Hamburg - Der neue Besitzer der Kaufhof-Warenhäuser, das kanadische Handelsunternehmen Hudson's Bay, will einem Bericht des "Manager Magazin" zufolge Lebensmittelabteilungen schließen.

Der neue Besitzer der Kaufhof-Warenhäuser, das kanadische Handelsunternehmen Hudson's Bay, will einem Bericht des "Manager Magazin" zufolge Lebensmittelabteilungen schließen und "massiv" Verkaufsflächen an Fremdfirmen untervermieten. Der langjährige Chef der Kaufhauskette, Lovro Mandac, müsse auf Druck der Kanadier noch vor Ende September gehen, berichtete das Magazin am Mittwoch vorab aus seiner neuen Ausgabe. Kaufhof äußerte sich zunächst nicht zu dem Bericht.

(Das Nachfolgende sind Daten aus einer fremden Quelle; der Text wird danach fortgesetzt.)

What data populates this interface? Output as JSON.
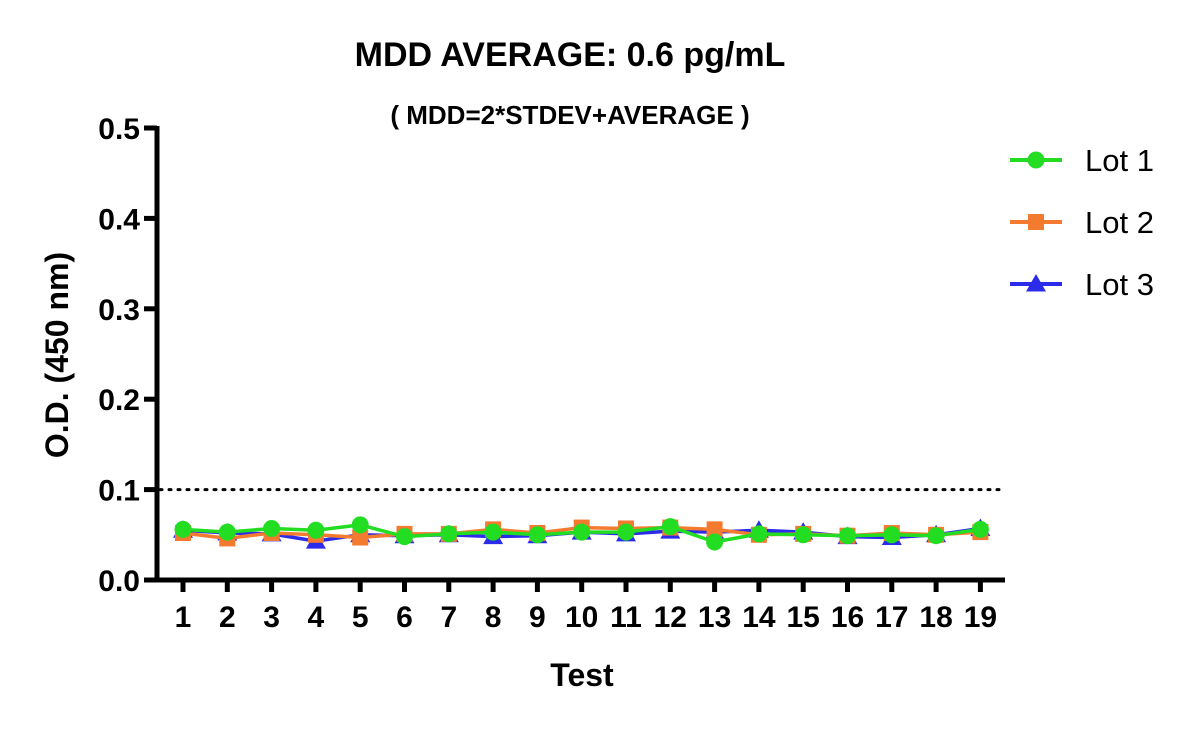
{
  "chart_data": {
    "type": "line",
    "title": "MDD AVERAGE:  0.6 pg/mL",
    "subtitle": "( MDD=2*STDEV+AVERAGE )",
    "xlabel": "Test",
    "ylabel": "O.D. (450 nm)",
    "x": [
      1,
      2,
      3,
      4,
      5,
      6,
      7,
      8,
      9,
      10,
      11,
      12,
      13,
      14,
      15,
      16,
      17,
      18,
      19
    ],
    "x_tick_labels": [
      "1",
      "2",
      "3",
      "4",
      "5",
      "6",
      "7",
      "8",
      "9",
      "10",
      "11",
      "12",
      "13",
      "14",
      "15",
      "16",
      "17",
      "18",
      "19"
    ],
    "ylim": [
      0,
      0.5
    ],
    "y_ticks": [
      0.0,
      0.1,
      0.2,
      0.3,
      0.4,
      0.5
    ],
    "y_tick_labels": [
      "0.0",
      "0.1",
      "0.2",
      "0.3",
      "0.4",
      "0.5"
    ],
    "reference_line": {
      "y": 0.1,
      "style": "dotted"
    },
    "grid": false,
    "legend_position": "right",
    "series": [
      {
        "name": "Lot 1",
        "color": "#22dd22",
        "marker": "circle",
        "values": [
          0.056,
          0.053,
          0.057,
          0.055,
          0.061,
          0.048,
          0.051,
          0.053,
          0.05,
          0.053,
          0.053,
          0.059,
          0.042,
          0.051,
          0.05,
          0.049,
          0.05,
          0.049,
          0.056
        ]
      },
      {
        "name": "Lot 2",
        "color": "#f47a30",
        "marker": "square",
        "values": [
          0.052,
          0.046,
          0.052,
          0.05,
          0.047,
          0.051,
          0.051,
          0.056,
          0.052,
          0.058,
          0.057,
          0.058,
          0.056,
          0.05,
          0.051,
          0.049,
          0.052,
          0.05,
          0.053
        ]
      },
      {
        "name": "Lot 3",
        "color": "#2b2bea",
        "marker": "triangle",
        "values": [
          0.055,
          0.052,
          0.051,
          0.043,
          0.05,
          0.049,
          0.05,
          0.048,
          0.049,
          0.053,
          0.051,
          0.054,
          0.053,
          0.055,
          0.053,
          0.048,
          0.047,
          0.05,
          0.057
        ]
      }
    ]
  }
}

Die von dem kanadischen Unternehmen unterzeichnete Sozialcharta schütze die Beschäftigten nicht vor Stellenstreichungen, berichtete das Magazin weiter. Zwar habe Hudson's Bay sich zu einer Vertragsstrafe von fünf Millionen Euro für den Fall einer Warenhausschließung verpflichtet. Entlassungen ohne die Aufgabe von Standorten seien aber nicht mit einer Strafe belegt.

Für die mit dem Geschäft übernommenen Kaufhof-Immobilien werde Hudson's die Mieten vom 1. Oktober an "drastisch" erhöhen, hieß es in dem Bericht weiter. Zusätzlich müsse die Mieterin Galeria Kaufhof künftig für Instandhaltung und Versicherung der Gebäude aufkommen. Der jährliche Mehraufwand betrage insgesamt 48 Millionen Euro, berichtete das "Manager Magazin" weiter. Das sei rund die Hälfte des bisher für das Geschäftsjahr 2015/2016 geplanten Vorsteuergewinns.

Der Mutterkonzern Metro hatte Mitte Juni den Verkauf von Kaufhof an Hudson's Bay für 2,825 Milliarden Euro bekanntgegeben. Das kanadische Unternehmen erwarb 103 Galeria-Kaufhof-Filialen inklusive der Immobilien von 59 Standorten, 16 Sportarena-Filialen und 16 Warenhäuser von Galeria Inno in Belgien sowie mehrere Logistikzentren, Lager und "sonstige Immobilien". Der neue Eigentümer versprach, die Kaufhäuser sollten kundenorientierter werden. Er sagte zu, in den nächsten drei Jahren keine Stellen zu streichen und keine Filialen zu schließen.